А секрет был прост. Среди этих деревенских школьниц стояло существо лет десяти, самое незаметное и скромное, в ситцевой юбке, в кофте со спущенными болтающимися рукавами (вероятно, материнской кофте), с волосами, небрежно заплетенными в тощую жесткую косичку, перевязанную чем-то вроде сапожного шнурка… Наверное, девочка сознавала, что пока нет смысла наряжаться, все впереди еще — и модные шикарные платья, и прически, и туфли, и часики на руке. Но власть свою, могущественную женскую власть, эта Золушка тоже сознавала, до конца сознавала, и к Тимофею был обращен пронзающий взор, в котором все было уже — от нахального вызова и до нежнейшей поволоки…

— А ты безрукий, что ли? — спросила между тем сестра Панька. — Надо будет — сам сделаешь. Не велик барин!

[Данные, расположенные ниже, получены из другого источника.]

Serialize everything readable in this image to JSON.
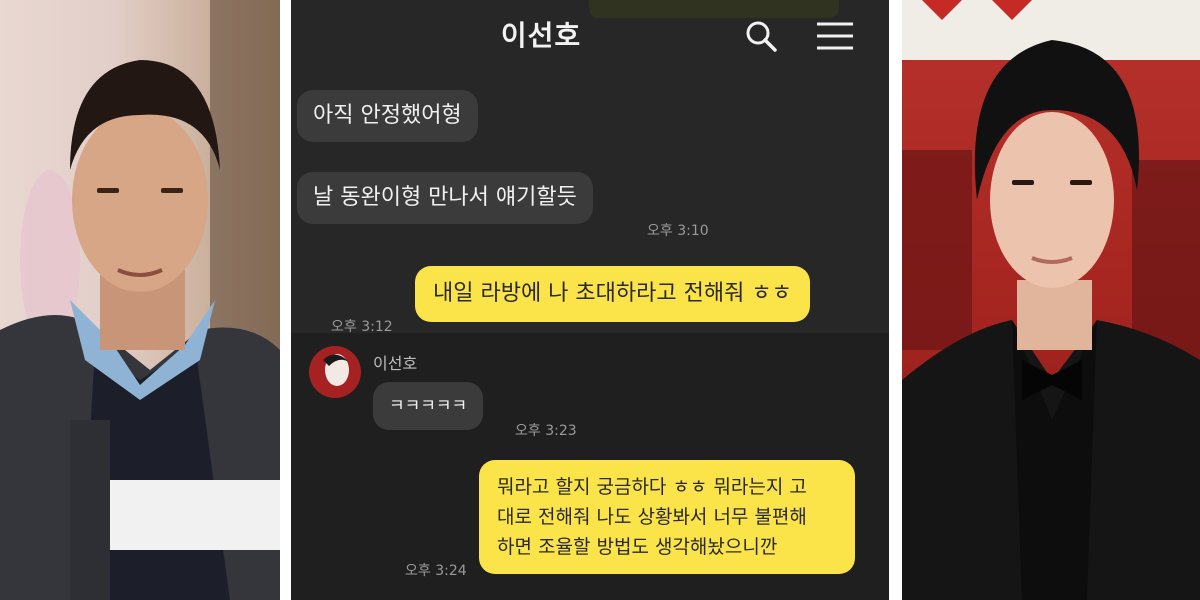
{
  "chat": {
    "title": "이선호",
    "messages": [
      {
        "text": "아직 안정했어형"
      },
      {
        "text": "날 동완이형 만나서 얘기할듯",
        "time": "오후 3:10"
      },
      {
        "text": "내일 라방에 나 초대하라고 전해줘 ㅎㅎ",
        "time": "오후 3:12"
      },
      {
        "sender": "이선호",
        "text": "ㅋㅋㅋㅋㅋ",
        "time": "오후 3:23"
      },
      {
        "text": "뭐라고 할지 궁금하다 ㅎㅎ 뭐라는지 고\n대로 전해줘 나도 상황봐서 너무 불편해\n하면 조율할 방법도 생각해놨으니깐",
        "time": "오후 3:24"
      }
    ]
  },
  "icons": {
    "search": "search-icon",
    "menu": "menu-icon",
    "avatar": "avatar"
  },
  "colors": {
    "chat_bg": "#272727",
    "incoming_bubble": "#3b3b3b",
    "outgoing_bubble": "#fbe34a"
  }
}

И повернулась и пошла, не обращая больше внимания на Тимофея, и все школьницы тоже двинулись, и засеменила рядом девочка в материнской обвисшей кофте, болтая рукавами, гордо подняв белобрысую голову с косичкой, задравшейся, как щенячий хвостик.

5

Надолго Тимофей затих, переживая эту встречу. Председательский «козел» бежал, бежал по вязкой черной дороге, по хрустевшим березовым костям; подскакивали и отшатывались назад старухи сосенки в фантастических лохмотьях, исчез тревожный запах гари; наконец болото кончилось. А Тимофей все сидел молчком, забившись в угол. Вера Ивановна и удивлялась, и посмеивалась, и даже посочувствовала Тимофею. Мысли у нее опять возникли странные, смешные. Никогда прежде не завидовала она молоденьким девчонкам, работавшим на студии; пусть они счастливей ее, беззаботней, удачливей, но в жизни любые плюсы уравновешиваются минусами. У Веры Ивановны есть что-то другое, пока недоступное этим девочкам. Жизнь Веры Ивановны наполнена, равновесие обретено. Завидовать нечему. А тут Вера Ивановна посматривала на Тимофея и думала с неожиданной грустью, что многое в ее жизни уже прошло, исчезло и никогда не вернется. Глупо жалеть об этом, а она жалеет. Надеется на свое счастье, верит в него, ждет радостей, и, наверное, все сбудется, все радости придут, какие ей отпущены. Только все равно грустно, почему-то.